Managing your wealth

Whether you are investing for growth to provide a nest egg for the future, school fees planning, income to help pay those bills or enjoy life or both, we will start by looking at the most tax efficient saving so that you can make the most of your money.

The value of your investment can go down as well as up and you may not get back the full amount you have invested.

Investment Types

Deposit based savings

Instant Access Accounts

A deposit held at a financial institution that allows instant access to your money in turn you will receive a lower rate of interest

Term Deposits

A deposit held at a financial institution that has a fixed term. These are generally short-term with maturities ranging anywhere from a month to a few years. When a term deposit is purchased, the customer understands that the money can only be withdrawn after the term has ended or by giving a predetermined number of days notice. You will be rewarded with a higher rate of interest than that of a instant access account.

National Savings

NS&I offers a wide range of savings and investment products, specialising in tax-free and income generating products. Besides the very popular Premium Bond, NS&I’s range of products includes:

  • Premium Bonds
  • Individual Saving Account (ISAs) (Direct ISA or Cash ISA)
  • Inflation Index-Linked Savings Certificates
  • Fixed Interest Savings Certificates
  • Income Bonds
  • Guaranteed Growth Bonds
  • Guaranteed Equity Bonds
  • Children’s Bonus Bonds
  • Direct Saver Account
  • Investment Account

Please note that these investments do not include the same security of capital which is afforded with a deposit account.

The Financial Conduct Authority does not regulate National Savings products and deposit accounts.


What is an ISA?

Using an ISA means you pay no income or capital gains tax on any interest or returns you make.

An ISA is not a type of investment; it is an amount of money that you can protect from tax each year. Where you save or invest this money is up to you.

How much is the ISA allowance?

For the 2019/20 tax year the total ISA allowance is up to £20000

The full amount can be invested in either a Cash or a Stocks & Shares ISA, or be split between the two types.

  • Cash ISA
  • Deposit based tax free savings account

These investments do not include the same security of capital which is afforded with a deposit based savings account.

Stocks & Shares ISA

Money is invested into funds investing into various asset classes other than cash such as Equities, Corporate Bonds, Gilts and commercial property.  The value of these assets can rise and fall.

Junior Cash ISA

Junior cash ISAs are tax-free savings accounts for children. With a junior cash ISA, parents, family and friends will be able to deposit up to £4,260 tax year 2019/20’ to save for the child’s future.

You can choose from a Stocks and Shares ISA, a Cash ISA, or a combination of both.

The child will receive control of all monies at age 18.


Lifetime ISA allowances

Aimed at savers aged 18-39

Each individual may contribute up to £4,000 each tax year.

For every £4 you invest you will receive a £1 top up from government.  You could receive a maximum of £1,000 per annum from the government, monies must by used to buy a house or be used for retirement when age 60 or more.  Penalties will apply if not used for these 2 purposes.

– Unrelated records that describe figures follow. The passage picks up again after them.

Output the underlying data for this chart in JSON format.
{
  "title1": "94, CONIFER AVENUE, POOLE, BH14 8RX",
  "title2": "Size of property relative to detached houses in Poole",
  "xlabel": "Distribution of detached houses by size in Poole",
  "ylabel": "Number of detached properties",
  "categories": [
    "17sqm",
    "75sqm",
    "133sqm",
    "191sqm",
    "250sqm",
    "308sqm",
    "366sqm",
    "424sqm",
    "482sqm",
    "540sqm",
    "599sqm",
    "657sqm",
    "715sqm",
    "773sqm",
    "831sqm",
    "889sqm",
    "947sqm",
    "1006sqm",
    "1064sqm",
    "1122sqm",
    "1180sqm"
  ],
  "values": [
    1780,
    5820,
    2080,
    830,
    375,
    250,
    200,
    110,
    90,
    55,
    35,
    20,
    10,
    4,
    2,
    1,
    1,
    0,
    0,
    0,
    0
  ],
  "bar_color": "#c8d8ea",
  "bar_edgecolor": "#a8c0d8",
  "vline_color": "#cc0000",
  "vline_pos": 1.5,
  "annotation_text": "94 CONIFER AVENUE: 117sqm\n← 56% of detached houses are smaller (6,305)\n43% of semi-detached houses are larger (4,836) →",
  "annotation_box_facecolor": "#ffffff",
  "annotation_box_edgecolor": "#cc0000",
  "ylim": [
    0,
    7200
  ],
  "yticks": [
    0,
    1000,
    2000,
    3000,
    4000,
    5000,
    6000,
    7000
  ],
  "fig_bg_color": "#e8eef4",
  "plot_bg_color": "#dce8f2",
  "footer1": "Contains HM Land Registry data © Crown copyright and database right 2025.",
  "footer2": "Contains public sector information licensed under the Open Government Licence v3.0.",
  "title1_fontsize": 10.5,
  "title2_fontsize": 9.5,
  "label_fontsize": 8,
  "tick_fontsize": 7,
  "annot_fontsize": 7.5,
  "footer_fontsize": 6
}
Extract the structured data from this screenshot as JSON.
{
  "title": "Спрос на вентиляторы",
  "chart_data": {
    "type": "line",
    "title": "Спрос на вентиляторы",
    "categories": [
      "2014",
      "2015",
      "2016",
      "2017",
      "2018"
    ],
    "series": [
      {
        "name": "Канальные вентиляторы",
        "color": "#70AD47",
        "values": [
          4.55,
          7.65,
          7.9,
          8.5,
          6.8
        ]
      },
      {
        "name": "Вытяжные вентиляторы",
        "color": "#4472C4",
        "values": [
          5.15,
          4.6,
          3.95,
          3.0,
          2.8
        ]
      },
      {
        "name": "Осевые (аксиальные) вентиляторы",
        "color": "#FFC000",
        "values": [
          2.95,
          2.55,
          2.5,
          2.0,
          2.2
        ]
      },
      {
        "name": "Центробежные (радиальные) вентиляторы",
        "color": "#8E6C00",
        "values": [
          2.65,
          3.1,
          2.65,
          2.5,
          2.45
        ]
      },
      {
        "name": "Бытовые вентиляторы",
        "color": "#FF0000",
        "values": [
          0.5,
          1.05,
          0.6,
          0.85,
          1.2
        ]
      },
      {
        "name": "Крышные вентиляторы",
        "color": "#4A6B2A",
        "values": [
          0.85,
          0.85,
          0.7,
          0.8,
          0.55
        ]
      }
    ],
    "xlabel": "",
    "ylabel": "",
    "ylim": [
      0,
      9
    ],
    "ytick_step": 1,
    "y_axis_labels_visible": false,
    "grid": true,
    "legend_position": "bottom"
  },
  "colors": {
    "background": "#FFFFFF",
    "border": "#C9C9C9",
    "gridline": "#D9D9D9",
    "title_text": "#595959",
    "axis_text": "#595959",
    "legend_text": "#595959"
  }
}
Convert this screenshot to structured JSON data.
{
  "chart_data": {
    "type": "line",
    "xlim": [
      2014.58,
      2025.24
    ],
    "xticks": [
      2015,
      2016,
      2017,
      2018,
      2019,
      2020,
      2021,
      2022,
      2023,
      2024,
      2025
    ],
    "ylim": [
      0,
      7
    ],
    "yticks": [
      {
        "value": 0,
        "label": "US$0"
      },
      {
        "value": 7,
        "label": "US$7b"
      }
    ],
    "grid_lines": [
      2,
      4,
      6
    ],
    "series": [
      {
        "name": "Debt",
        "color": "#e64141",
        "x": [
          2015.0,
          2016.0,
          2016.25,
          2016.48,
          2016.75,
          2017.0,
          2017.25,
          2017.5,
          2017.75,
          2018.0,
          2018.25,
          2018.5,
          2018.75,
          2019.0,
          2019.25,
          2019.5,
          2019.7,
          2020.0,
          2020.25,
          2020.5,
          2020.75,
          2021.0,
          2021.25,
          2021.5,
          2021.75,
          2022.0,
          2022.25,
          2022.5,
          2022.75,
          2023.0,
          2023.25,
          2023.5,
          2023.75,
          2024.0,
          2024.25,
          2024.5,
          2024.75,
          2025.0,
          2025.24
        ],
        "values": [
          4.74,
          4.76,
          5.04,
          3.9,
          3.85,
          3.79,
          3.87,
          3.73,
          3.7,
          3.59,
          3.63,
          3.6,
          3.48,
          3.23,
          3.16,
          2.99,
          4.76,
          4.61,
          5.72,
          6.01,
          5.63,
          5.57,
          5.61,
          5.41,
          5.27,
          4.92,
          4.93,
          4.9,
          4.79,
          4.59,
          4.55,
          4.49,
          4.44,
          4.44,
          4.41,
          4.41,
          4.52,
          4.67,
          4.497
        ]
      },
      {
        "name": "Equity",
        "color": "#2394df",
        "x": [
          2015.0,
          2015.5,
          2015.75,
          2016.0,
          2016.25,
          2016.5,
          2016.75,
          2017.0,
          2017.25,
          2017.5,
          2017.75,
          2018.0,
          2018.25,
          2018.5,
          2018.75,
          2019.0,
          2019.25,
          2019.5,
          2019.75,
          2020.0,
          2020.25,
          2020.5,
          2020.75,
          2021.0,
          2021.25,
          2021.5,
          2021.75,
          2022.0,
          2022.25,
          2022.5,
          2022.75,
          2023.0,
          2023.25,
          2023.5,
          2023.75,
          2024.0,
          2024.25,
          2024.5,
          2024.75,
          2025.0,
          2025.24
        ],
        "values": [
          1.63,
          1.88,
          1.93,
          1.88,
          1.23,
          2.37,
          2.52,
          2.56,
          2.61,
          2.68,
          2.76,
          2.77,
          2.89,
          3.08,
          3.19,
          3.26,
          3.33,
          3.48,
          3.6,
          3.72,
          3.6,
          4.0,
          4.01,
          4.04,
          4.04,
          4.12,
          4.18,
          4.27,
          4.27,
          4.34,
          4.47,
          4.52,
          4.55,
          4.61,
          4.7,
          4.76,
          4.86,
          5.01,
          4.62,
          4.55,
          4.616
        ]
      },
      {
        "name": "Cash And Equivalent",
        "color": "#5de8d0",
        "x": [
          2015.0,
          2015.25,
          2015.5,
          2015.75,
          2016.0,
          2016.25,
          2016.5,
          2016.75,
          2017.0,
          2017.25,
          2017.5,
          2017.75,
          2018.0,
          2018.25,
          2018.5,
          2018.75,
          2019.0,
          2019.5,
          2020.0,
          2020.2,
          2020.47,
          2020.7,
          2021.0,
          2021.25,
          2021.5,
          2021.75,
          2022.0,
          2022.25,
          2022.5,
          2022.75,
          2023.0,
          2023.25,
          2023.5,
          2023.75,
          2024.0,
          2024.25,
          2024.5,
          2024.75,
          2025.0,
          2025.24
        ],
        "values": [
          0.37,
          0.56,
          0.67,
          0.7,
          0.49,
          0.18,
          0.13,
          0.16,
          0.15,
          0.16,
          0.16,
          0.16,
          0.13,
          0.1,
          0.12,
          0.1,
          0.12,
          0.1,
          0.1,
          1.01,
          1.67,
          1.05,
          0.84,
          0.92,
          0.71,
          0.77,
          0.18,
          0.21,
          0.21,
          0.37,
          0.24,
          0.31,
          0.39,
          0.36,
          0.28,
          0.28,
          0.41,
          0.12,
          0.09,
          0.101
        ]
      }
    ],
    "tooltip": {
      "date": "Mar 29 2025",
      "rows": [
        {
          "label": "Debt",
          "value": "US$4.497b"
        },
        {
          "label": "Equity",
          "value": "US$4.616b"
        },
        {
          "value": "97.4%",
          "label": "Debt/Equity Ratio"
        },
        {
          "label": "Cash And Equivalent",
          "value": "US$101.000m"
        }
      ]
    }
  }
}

  • By incurring a Lifetime ISA Government withdrawal charge you may get back less than you paid in.
  • By saving in a Lifetime ISA instead of a qualifying pension scheme you could lose contributions by your employer, if any.

Saving in a Lifetime ISA may affect your entitlement to current and future means tested benefits

Help to Buy ISA

This can provide first time house buyers a government cash bonus of up to £3,000.  You may save up to £1,200 in the first month and then up to £200 per month in subsequent months.

The value of your investment can go down as well as up and you may not get back the full amount invested


Unit Trust / OEICS

Unit Trusts and Open Ended Investment Companies (OEIC's) are forms of shared investments, or funds,

that allow you to pool your money with thousands of other people and invest in world stock markets. Unit Trusts have proved incredibly popular because your money is invested in a broad spread of shares and your risk is reduced. But they are gradually being replaced by their modern equivalent, the OEIC.

Investment Bonds

An investment bond is a single premium life insurance policy and is a potentially tax-efficient way of holding a range of investment funds in one place.

You can usually buy investment bonds from life insurance companies and they can be a good way of allowing you to invest in a mixture of investment funds that are managed by professional investment managers.

Each bond is usually designed to provide benefits for different types of investors but a common element is that they aim to produce long term capital growth and/or generate a long-term return.